In the same week, Jain announced the opening of a new non-profit collaborative, Consciousness and Healing Initiative. The mission: “The Consciousness and Healing Initiative (CHI) is an international collaborative accelerator of scientists, health practitioners, innovators, educators and artists, who forward the transdisciplinary science and real-world application of consciousness and healing practices. CHI fosters a social movement to place health and healing at the center of our personal and global consciousness, in order to build healthier societies and sustainable stewardship of our planet.”
Comment: The appearance of the Gopnik review amidst the announcement of these work products from biofield scientists was too enjoyable a coincidence to not co-report them. This is especially so with the “social movement” that is the intent of CHI: Gopnik’s theme relates to how scientific ideas may gain strength, or weaken, less in response to new research than to, oh lowly worm, social activity.
There was a time 15 to 20 years ago when some of these scientists imagined that what is now the NIH National Center for Complementary and Integrative Health would serve as a sponsor of research on energy medicine practices such as homeopathy, Reiki, magnets, and distant healing. That direction was effectively “black-balled,” to use Gopnik’s word, when the agency came under increasing attack for far less esoteric initiatives. Through conversations with Jain, Westreich, and others in mid-2014, I learned that these informal consortia were being formed in part as a means to fill the gap and change the energy field for attracting research investment. Might this collaboration, these new social units, prove potent in doing so?

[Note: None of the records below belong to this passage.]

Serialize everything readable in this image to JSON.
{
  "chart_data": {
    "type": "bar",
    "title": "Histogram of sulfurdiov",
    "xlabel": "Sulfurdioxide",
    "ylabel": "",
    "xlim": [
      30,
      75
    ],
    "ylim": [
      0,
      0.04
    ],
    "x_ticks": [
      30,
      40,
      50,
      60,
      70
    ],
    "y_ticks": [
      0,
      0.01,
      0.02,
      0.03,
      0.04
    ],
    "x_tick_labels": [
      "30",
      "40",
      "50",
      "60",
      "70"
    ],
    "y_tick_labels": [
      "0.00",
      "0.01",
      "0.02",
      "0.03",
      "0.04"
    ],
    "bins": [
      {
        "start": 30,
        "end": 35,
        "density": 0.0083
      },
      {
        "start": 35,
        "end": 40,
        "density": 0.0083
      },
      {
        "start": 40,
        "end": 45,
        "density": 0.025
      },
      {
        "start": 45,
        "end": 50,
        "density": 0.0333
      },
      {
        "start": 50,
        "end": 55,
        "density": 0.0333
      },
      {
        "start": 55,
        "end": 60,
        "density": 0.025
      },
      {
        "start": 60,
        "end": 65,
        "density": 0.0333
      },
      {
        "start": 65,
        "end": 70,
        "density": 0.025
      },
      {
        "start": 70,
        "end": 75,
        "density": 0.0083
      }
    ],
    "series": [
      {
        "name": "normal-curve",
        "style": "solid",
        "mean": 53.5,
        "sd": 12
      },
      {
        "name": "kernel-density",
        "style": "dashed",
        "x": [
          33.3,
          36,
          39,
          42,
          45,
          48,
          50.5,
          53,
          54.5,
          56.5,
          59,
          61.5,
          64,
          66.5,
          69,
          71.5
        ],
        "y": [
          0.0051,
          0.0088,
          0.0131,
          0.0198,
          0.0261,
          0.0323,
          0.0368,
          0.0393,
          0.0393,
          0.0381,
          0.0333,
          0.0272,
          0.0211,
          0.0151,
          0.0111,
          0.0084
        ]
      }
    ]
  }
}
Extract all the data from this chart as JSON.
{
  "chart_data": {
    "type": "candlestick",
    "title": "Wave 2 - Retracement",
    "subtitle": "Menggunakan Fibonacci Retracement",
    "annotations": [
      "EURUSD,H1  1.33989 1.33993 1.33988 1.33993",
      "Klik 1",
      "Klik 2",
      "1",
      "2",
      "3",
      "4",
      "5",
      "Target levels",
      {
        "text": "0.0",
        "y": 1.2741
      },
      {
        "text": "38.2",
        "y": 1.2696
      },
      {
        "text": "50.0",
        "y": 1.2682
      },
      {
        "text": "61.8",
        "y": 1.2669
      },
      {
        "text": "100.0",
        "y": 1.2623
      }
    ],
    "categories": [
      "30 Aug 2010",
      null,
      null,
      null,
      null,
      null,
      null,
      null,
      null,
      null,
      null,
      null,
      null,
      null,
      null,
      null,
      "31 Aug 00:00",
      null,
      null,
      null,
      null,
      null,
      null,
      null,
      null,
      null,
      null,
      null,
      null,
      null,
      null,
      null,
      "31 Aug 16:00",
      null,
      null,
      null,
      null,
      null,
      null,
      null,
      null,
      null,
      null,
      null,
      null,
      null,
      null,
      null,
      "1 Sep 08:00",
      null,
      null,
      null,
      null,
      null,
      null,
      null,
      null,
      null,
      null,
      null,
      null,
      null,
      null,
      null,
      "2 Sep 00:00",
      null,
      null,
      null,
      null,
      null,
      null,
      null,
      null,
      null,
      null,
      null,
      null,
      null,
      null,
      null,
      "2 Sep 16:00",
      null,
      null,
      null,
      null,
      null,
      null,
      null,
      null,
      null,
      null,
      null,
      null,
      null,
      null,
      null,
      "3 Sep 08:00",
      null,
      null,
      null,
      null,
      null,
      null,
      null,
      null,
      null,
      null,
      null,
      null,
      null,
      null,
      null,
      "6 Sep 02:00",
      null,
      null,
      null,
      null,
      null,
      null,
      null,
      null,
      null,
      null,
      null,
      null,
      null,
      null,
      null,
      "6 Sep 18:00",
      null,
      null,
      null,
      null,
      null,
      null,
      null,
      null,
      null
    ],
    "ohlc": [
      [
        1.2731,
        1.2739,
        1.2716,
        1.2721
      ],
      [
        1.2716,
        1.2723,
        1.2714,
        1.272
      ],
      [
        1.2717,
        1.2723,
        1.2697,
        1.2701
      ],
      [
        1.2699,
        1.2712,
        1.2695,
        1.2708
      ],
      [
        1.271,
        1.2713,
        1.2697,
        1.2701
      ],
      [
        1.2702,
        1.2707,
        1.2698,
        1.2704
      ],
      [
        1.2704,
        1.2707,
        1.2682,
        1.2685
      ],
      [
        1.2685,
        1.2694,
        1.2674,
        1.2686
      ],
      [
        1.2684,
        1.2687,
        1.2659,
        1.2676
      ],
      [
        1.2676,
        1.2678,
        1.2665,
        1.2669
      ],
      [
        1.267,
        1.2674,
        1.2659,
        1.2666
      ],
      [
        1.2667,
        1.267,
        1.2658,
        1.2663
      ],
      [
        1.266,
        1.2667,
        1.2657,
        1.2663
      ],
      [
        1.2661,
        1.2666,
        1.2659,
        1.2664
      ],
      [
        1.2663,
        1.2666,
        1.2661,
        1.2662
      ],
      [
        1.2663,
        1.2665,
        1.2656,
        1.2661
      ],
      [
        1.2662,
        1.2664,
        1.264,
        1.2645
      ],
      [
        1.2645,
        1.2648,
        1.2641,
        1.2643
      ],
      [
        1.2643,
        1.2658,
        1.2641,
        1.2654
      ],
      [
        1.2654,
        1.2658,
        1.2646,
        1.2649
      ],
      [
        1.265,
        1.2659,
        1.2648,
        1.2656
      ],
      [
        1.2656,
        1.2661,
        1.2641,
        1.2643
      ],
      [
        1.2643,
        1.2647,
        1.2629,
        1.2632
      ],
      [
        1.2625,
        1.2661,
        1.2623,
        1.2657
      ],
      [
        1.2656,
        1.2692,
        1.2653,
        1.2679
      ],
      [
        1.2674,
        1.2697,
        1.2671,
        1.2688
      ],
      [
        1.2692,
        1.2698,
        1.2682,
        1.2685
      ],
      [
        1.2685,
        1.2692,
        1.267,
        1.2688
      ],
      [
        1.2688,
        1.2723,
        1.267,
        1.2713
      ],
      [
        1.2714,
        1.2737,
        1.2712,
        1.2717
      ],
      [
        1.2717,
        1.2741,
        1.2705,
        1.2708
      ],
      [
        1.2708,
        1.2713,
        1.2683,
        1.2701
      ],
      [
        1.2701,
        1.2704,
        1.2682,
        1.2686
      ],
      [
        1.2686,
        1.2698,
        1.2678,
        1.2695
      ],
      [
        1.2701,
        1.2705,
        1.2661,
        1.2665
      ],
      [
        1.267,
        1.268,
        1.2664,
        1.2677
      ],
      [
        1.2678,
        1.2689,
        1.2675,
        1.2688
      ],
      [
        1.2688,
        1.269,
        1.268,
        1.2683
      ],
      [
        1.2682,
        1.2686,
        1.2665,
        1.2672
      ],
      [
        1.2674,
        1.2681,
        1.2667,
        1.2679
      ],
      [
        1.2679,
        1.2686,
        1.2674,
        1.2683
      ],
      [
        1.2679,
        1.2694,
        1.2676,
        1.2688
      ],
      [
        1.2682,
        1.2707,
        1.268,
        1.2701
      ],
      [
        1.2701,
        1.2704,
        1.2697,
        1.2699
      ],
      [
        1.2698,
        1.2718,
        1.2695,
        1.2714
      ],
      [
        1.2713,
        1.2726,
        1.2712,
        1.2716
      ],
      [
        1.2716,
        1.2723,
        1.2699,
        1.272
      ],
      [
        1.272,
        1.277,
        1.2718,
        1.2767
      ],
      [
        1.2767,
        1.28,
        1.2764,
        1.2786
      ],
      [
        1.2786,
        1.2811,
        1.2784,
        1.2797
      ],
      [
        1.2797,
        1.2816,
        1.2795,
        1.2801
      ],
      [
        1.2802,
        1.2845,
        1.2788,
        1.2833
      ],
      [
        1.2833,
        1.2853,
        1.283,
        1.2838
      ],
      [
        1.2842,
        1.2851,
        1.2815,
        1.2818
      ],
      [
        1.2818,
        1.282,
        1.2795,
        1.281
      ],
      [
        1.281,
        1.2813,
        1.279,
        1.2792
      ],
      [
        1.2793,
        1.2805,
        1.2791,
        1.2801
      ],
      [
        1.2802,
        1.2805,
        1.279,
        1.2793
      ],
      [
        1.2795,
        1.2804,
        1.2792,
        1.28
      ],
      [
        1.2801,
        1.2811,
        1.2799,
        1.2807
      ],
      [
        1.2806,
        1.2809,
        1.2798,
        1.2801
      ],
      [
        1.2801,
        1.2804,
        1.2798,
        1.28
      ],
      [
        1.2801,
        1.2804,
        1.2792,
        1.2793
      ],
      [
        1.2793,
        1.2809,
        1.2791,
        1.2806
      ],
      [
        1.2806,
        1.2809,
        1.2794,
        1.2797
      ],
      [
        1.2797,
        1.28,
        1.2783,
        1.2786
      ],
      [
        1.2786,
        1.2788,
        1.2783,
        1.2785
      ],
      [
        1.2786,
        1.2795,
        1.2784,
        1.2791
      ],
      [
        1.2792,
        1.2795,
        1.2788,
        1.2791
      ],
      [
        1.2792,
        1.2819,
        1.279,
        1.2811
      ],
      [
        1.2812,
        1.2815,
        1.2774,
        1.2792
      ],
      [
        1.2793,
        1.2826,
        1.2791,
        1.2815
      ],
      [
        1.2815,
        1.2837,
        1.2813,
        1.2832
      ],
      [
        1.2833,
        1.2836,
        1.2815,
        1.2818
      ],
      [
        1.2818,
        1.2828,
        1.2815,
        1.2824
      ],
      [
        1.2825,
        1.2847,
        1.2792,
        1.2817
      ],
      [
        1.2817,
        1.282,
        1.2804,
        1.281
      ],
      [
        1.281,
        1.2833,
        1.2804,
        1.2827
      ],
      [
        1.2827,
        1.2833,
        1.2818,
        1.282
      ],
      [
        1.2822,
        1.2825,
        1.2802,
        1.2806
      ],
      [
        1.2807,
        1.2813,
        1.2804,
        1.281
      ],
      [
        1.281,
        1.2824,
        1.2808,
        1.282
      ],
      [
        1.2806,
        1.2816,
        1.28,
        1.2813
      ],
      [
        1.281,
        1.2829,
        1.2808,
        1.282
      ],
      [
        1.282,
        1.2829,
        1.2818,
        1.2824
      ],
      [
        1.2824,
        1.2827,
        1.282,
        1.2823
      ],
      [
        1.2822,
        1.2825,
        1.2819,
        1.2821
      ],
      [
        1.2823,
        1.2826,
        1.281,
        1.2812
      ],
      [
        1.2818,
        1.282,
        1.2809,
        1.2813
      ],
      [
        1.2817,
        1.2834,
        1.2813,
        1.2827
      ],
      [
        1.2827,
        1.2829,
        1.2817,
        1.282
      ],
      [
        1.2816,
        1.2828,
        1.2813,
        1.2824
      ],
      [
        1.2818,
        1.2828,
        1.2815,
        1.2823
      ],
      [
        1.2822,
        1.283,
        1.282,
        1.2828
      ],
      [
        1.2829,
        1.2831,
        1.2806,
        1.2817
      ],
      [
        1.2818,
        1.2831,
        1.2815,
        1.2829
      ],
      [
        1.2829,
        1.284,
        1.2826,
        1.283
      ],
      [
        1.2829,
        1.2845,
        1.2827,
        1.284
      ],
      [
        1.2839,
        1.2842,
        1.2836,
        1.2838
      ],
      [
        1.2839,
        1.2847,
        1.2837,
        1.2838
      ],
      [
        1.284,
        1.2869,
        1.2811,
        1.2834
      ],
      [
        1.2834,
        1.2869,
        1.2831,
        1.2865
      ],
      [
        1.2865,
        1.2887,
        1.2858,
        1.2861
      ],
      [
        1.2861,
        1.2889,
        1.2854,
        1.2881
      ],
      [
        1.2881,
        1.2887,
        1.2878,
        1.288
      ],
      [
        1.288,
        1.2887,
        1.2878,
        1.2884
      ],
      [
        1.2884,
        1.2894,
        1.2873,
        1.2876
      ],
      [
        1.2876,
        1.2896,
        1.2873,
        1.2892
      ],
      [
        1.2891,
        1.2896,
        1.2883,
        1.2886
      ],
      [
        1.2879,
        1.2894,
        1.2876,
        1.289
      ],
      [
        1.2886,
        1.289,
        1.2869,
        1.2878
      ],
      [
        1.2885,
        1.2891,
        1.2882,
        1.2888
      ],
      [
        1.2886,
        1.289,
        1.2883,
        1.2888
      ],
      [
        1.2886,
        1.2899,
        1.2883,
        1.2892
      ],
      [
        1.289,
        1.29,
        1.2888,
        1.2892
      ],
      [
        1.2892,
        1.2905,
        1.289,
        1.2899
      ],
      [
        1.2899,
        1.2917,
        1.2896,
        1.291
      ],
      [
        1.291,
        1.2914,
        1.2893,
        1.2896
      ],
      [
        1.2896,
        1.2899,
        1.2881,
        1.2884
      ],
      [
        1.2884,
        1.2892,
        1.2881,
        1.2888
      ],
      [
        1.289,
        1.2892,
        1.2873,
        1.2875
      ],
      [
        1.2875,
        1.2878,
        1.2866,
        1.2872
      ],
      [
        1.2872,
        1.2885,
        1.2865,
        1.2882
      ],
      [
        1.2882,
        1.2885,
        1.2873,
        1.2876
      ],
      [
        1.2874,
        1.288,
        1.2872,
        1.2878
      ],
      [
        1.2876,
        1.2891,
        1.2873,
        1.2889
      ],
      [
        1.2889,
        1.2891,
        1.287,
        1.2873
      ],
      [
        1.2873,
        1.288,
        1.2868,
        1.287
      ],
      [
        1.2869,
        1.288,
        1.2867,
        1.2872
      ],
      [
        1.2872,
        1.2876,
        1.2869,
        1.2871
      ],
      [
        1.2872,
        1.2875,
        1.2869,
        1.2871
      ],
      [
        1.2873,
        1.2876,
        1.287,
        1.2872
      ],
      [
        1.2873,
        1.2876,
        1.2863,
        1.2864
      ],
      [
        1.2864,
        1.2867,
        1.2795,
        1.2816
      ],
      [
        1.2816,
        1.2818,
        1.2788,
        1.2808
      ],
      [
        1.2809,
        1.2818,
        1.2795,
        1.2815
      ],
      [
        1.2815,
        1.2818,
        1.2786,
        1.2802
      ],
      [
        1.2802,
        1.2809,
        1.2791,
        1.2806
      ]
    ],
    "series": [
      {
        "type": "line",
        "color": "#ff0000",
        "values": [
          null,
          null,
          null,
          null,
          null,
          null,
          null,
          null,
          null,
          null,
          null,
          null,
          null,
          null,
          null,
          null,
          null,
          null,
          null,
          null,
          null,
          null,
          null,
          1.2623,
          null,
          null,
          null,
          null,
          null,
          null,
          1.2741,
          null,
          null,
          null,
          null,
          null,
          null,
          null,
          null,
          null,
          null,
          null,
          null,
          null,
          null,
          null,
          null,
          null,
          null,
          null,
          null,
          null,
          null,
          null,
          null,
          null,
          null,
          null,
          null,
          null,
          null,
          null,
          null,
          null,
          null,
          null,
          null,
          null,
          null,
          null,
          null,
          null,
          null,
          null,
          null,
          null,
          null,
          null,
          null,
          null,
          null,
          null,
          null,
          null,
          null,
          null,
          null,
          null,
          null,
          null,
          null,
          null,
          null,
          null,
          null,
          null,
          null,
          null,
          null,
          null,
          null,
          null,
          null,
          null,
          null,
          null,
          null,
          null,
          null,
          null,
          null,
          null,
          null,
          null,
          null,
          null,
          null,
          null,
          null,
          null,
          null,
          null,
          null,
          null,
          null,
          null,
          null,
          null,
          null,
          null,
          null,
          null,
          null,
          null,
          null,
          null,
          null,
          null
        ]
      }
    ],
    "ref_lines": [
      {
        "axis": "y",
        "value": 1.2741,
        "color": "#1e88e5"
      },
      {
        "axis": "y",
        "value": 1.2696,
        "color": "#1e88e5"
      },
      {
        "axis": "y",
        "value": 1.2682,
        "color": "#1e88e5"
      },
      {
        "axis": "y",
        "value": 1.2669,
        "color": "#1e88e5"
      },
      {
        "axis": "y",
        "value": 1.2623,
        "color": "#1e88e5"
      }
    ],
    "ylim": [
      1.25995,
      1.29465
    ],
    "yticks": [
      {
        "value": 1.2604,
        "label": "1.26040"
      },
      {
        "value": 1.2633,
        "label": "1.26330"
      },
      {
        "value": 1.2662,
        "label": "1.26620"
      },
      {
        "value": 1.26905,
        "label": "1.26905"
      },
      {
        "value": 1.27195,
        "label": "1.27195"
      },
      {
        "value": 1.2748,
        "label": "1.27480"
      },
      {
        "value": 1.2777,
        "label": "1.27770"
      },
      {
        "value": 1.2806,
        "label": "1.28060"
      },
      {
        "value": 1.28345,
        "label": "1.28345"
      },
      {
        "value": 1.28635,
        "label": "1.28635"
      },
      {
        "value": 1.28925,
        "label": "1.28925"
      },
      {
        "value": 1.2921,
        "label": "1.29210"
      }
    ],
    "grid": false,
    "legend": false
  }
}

Meantime, the very proximity of all of these luminaries in the field is certainly already causing multiple shifts in perspective. Credit Jain for taking on this herding of atoms.
Gopnik’s article will resonate beyond the biofield community to anyone involved in the emergence of integrative health and medicine. In one paragraph on the (non) “neat line between science and magic” Gopnik invokes a scene from Looney Tunes. He recalls how “Bugs (Bunny) draws a line in the dirt and dares Yosemite Sam to ‘just cross over ’dis line’—and then, when Sam does, Bugs redraws it, over and over, ever backward, until, in the end, Sam steps over a cliff.”
Just so “alternative medicine” was denigrated by regular medicine as quackery and fraud in the 1960s. The then “alternative” view of nutrition as medicine was subsequently redrawn into conventional care; then the line included manual therapy for low back pain, then fish oil, then acupuncture, then yoga, then mind and body were connected, then the concept of the microbiome, and etc. All the while antagonists can continue to decry the alternatives as shams and magic. Gopnik’s thesis on the social influence over science is supported by the “scientific” data that has had the most significant impact on the advance of integrative care. Doors and minds opened following the publication of results of a survey of consumer use of “unconventional medicine.” Over a third of the public—apparently selecting for those better educated and well-off—was already using these therapies and professionals. The transformative data were from a social movement, not from a randomized controlled trial.